The possibility is more favorable of obtaining monodisperse PMMA particles with diameter 2-20 micron by producing the particles by the principle of precipitation polymerization in an organic medium, with the use of an organic dispersant.
There have been a relatively large number of publications on this subject. Precipitation polymerization of PMMA in hydrocarbons as solvents was proposed as early as the 1930s (U.S. Pat. No. 2,135,443, Ger. Pat. 662,157).
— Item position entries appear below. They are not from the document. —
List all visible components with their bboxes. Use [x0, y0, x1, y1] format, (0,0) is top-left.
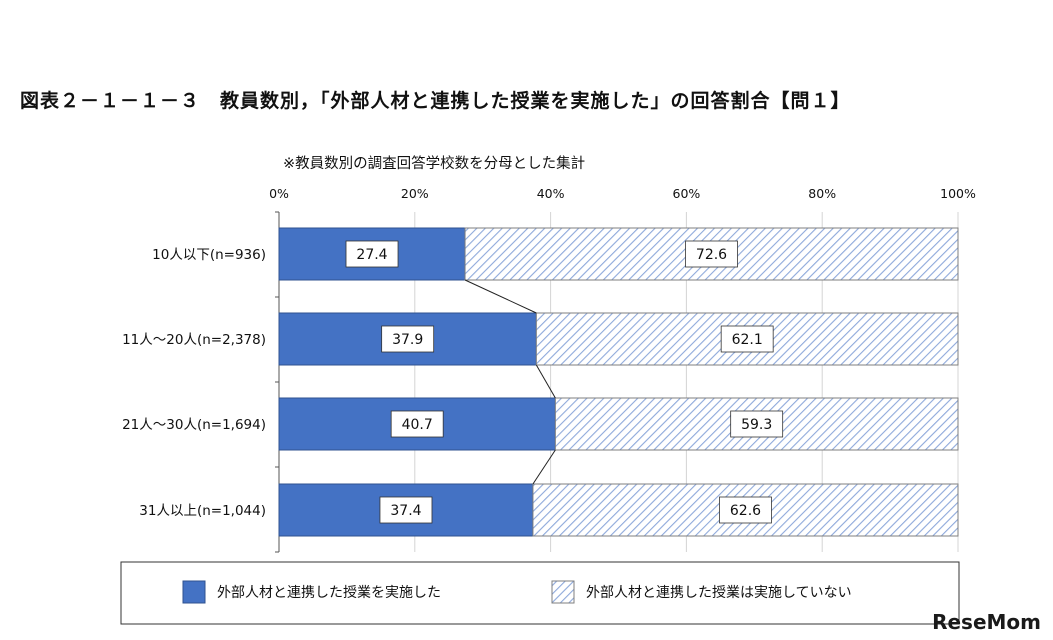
value-label-box — [720, 325, 774, 353]
x-tick-label: 0% — [269, 186, 289, 201]
x-axis-ticks: 0% 20% 40% 60% 80% 100% — [269, 186, 976, 201]
category-label: 21人～30人(n=1,694) — [122, 417, 266, 433]
bars — [278, 227, 959, 537]
value-label-implemented: 40.7 — [402, 417, 433, 433]
x-tick-label: 100% — [940, 186, 976, 201]
value-label-box — [381, 325, 435, 353]
value-label-box — [685, 240, 738, 268]
watermark-logo: ReseMom — [932, 610, 1041, 634]
category-label: 11人～20人(n=2,378) — [122, 332, 266, 348]
value-label-box — [379, 496, 433, 524]
legend-swatch-not-implemented — [551, 580, 575, 604]
value-label-implemented: 37.4 — [390, 503, 421, 519]
series-line — [532, 449, 556, 485]
value-label-box — [719, 496, 772, 524]
value-labels: 27.4 72.6 37.9 62.1 40.7 59.3 37.4 62.6 — [345, 240, 784, 524]
value-label-box — [730, 410, 784, 438]
legend-swatch-implemented — [182, 580, 206, 604]
value-label-implemented: 27.4 — [356, 247, 387, 263]
legend-label-implemented: 外部人材と連携した授業を実施した — [217, 585, 441, 601]
value-label-not-implemented: 72.6 — [696, 247, 727, 263]
category-labels: 10人以下(n=936) 11人～20人(n=2,378) 21人～30人(n=1,… — [122, 247, 266, 519]
value-label-not-implemented: 62.1 — [732, 332, 763, 348]
value-label-not-implemented: 62.6 — [730, 503, 761, 519]
x-tick-label: 80% — [808, 186, 836, 201]
x-tick-label: 20% — [401, 186, 429, 201]
legend-box — [120, 561, 960, 625]
figure-title: 図表２－１－１－３ 教員数別，「外部人材と連携した授業を実施した」の回答割合【問… — [20, 90, 851, 112]
legend: 外部人材と連携した授業を実施した 外部人材と連携した授業は実施していない — [120, 561, 960, 625]
value-label-box — [345, 240, 399, 268]
category-label: 10人以下(n=936) — [152, 247, 266, 263]
category-label: 31人以上(n=1,044) — [139, 503, 266, 519]
value-label-not-implemented: 59.3 — [741, 417, 772, 433]
value-label-box — [390, 410, 444, 438]
chart-subtitle: ※教員数別の調査回答学校数を分母とした集計 — [283, 155, 585, 172]
x-tick-label: 60% — [673, 186, 701, 201]
series-line — [464, 279, 537, 314]
value-label-implemented: 37.9 — [392, 332, 423, 348]
series-line — [535, 364, 556, 399]
x-tick-label: 40% — [537, 186, 565, 201]
legend-label-not-implemented: 外部人材と連携した授業は実施していない — [586, 585, 852, 601]
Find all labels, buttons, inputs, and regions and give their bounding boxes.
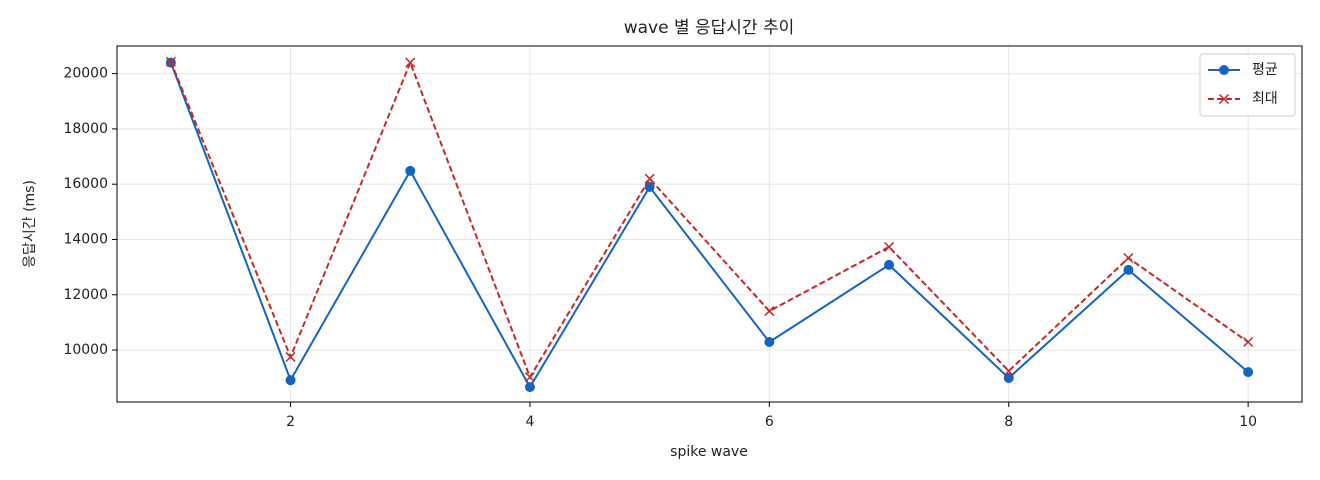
data-point [884, 259, 895, 270]
series-line [169, 62, 1249, 390]
data-point [1123, 264, 1134, 275]
data-point [764, 337, 775, 348]
data-point [405, 57, 416, 68]
y-tick-label: 12000 [63, 287, 108, 303]
legend-marker [1219, 65, 1229, 75]
legend-box [1199, 53, 1296, 117]
data-point [165, 56, 176, 67]
data-point [644, 173, 655, 184]
data-point [884, 241, 895, 252]
legend-label: 평균 [1252, 62, 1278, 78]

Since then over 100 patent-type publications and numerous other publications have appeared which deal with polymerization of alkyl (meth)acrylates in non-aqueous dispersions.
In many of the patent-type publications mentioned, the applications described relate purely to paints and similar coatings, involving stable organic dispersions of very fine particles. There are also publications reporting investigation of the effect of emulsifiers, initiators, and solvent grade on the particle size. A very informative summary of dispersion polymerization of methyl methacrylate in non-aqueous media is provided in Winnik, M. A., et al., 1987, Makromol. Chem. Macromol. Symp. 10/11, 483-501.
Block copolymers are the most prominent emulsifiers used for dispersion polymerization. An overview of currently used polymerization conditions is provided in Winnik, M. A., et al., loc.cit., p. 485 (Table 1).
It may also be seen from Winnik, M. A., et al., loc.cit., that the particle size is controllable via the emulsifier concentration (FIG. 1), the initiator concentration (FIG. 5), and the solids content (FIG. 3) and solvent grade (FIG. 4). The graphics presented therein indicate that it is particularly possible to control in favor of larger particles (&gt;3 micron) with the use of mixtures of tetrachloromethane and alkanes. If halogenated hydrocarbons are not employed, regimes are encountered in which it is not possible to control particle size; instead, coagulation occurs.
The use of halogenated hydrocarbons in industry can no longer be justified, because of deleterious ecological and toxicological effects. Accordingly, there is a need as described above, for means of producing monodisperse poly(meth)acrylate particles, preferably in the range of particle sizes of 1-20 micron, without the use of objectionable substances such as halogenated hydrocarbons. This problem is solved by the inventive method, which prescribes a specific formulation.